The Jakarta Post
The government’s fiscal stimulus programs may need to continue into 2023 if the Indonesian economy and domestic consumption remain weak next year, economists have warned, as concerns mount over the government’s ability provide a sufficient number of COVID-19 vaccine doses for citizens.
“The government needs to make a decision carefully because if consumer demand is still weak and the private sector is not kicking in by 2021, it should continue its fiscal stimulus programs into 2022 or even into 2023,” former finance minister Chatib Basri said on Tuesday, during a discussion held by the Australian National University.
The government should focus its financial stimulus on providing cash transfers for lower-middle income citizens, he said, adding that such programs were “quicker to disburse” and “more effective” in boosting domestic consumption amid the health crisis.

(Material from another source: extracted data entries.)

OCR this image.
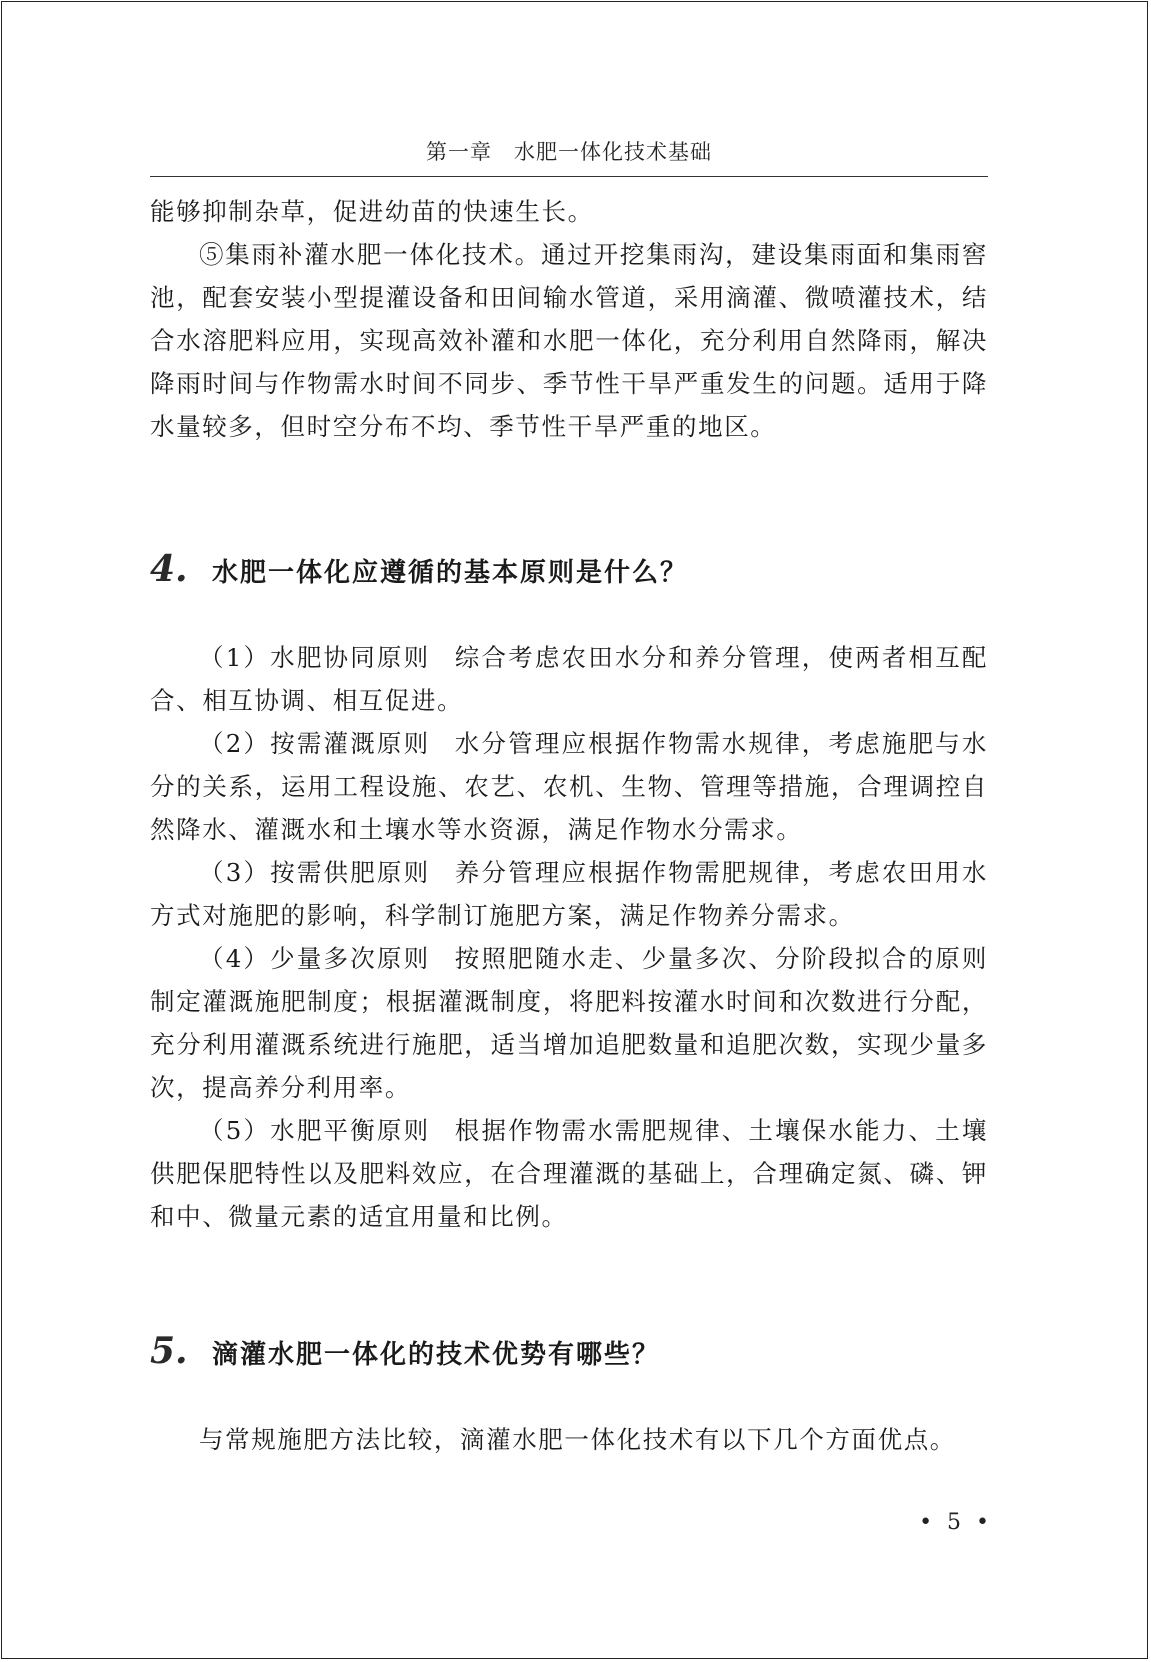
第一章　水肥一体化技术基础

能够抑制杂草，促进幼苗的快速生长。

⑤集雨补灌水肥一体化技术。通过开挖集雨沟，建设集雨面和集雨窖池，配套安装小型提灌设备和田间输水管道，采用滴灌、微喷灌技术，结合水溶肥料应用，实现高效补灌和水肥一体化，充分利用自然降雨，解决降雨时间与作物需水时间不同步、季节性干旱严重发生的问题。适用于降水量较多，但时空分布不均、季节性干旱严重的地区。

4. 水肥一体化应遵循的基本原则是什么？

（1）水肥协同原则 综合考虑农田水分和养分管理，使两者相互配合、相互协调、相互促进。

（2）按需灌溉原则 水分管理应根据作物需水规律，考虑施肥与水分的关系，运用工程设施、农艺、农机、生物、管理等措施，合理调控自然降水、灌溉水和土壤水等水资源，满足作物水分需求。

（3）按需供肥原则 养分管理应根据作物需肥规律，考虑农田用水方式对施肥的影响，科学制订施肥方案，满足作物养分需求。

（4）少量多次原则 按照肥随水走、少量多次、分阶段拟合的原则制定灌溉施肥制度；根据灌溉制度，将肥料按灌水时间和次数进行分配，充分利用灌溉系统进行施肥，适当增加追肥数量和追肥次数，实现少量多次，提高养分利用率。

（5）水肥平衡原则 根据作物需水需肥规律、土壤保水能力、土壤供肥保肥特性以及肥料效应，在合理灌溉的基础上，合理确定氮、磷、钾和中、微量元素的适宜用量和比例。

5. 滴灌水肥一体化的技术优势有哪些？

与常规施肥方法比较，滴灌水肥一体化技术有以下几个方面优点。

• 5 •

The suggestion was also based on the prediction the government may be able unable to provide sufficient COVID-19 vaccinations next year, given the country’s low level of polymerase chain reaction (PCR) testing, the economist warned.
“It will be very difficult to distribute the vaccine and that is why the recovery will be U-shaped,” he went on to say, arguing that it would be a daunting task to vaccinate even 25 million citizens. “Getting the pandemic under control is the top priority.”
The government has allocated Rp 695.2 trillion (US$47.15 billion) in fiscal stimulus this year to cushion the public health and economic impacts of the coronavirus pandemic. The Indonesian economy contracted 5.32 percent in the second quarter this year, while household spending also fell 5.51 percent during the same period.
At worst, the government expects the economy to contract a further 2 percent in the third quarter, which will mark the country’s first recession since the 1998 Asian financial crisis.
Meanwhile, the disbursement of stimulus funds has been hampered by bureaucratic red tape and a lack of reliable data, among other issues. As of Sept. 2, the government had only disbursed Rp 197.88 trillion, or about 28.46 percent of the earmarked stimulus funds.
President Joko “Jokowi” Widodo said on Monday that the economic recovery could only begin once public health had been restored, calling for the national COVID-19 and economic recovery committee to prioritize mitigation of transmission above all else.
“Good health will lead to a good economy […] Let’s not restart the economy before we have properly handled COVID-19,” the President said.
However, the country has continued to record surges in COVID-19 cases each week following the reopening of the economy in early June, with the number of confirmed cases surpassing 200,000 on Tuesday.
University of Indonesia economist Ari Kuncoro said in late August that the government stimulus would only be effective if people felt safe spending their money, adding that health protocols were crucial to revive the economy.
“If social restrictions continue and people are unwilling to go outside, then the economy will suffer even more and the stimulus would not be sufficient,” he told The Jakarta Post. “The key to economic recovery is to encourage people to return to their normal activities by implementing health protocols. That will help the wheels of the economy begin to turn and help avoid a greater contraction.”
The government plans to improve the targeting of it stimulus spending by reallocating funds for commodity subsidies to social protection programs, such as cash transfers, said special adviser to the finance minister Masyita Cristallin.
“A lot of different types of subsidies go to people well above the bottom 40 percent of the population, resulting in inefficiency,” she said during the same discussion. “We need to improve the database for social protection so subsidies and social assistance can be better targeted.”
The government will also continue to seek help from Bank Indonesia (BI) to fund the fiscal deficit and pay for fiscal stimulus programs through to 2022, Finance Minister Sri Mulyani Indrawati said on Sept. 4.
The government and BI have agreed to a $40 billion debt monetization scheme for this year to fund the COVID-19 response, under which the central bank will buy up to $28 billion in government bonds while shouldering the debt burden. The government expects the budget deficit to reach 6.34 percent of GDP this year and 5.5 percent of GDP next year.
“The burden sharing scheme will continue until 2022, in which BI will be a standby buyer of sovereign debt papers in [direct] auctions,” Sri Mulyani said, ruling out the possibility of another bond-buying scheme by the central bank through private placement.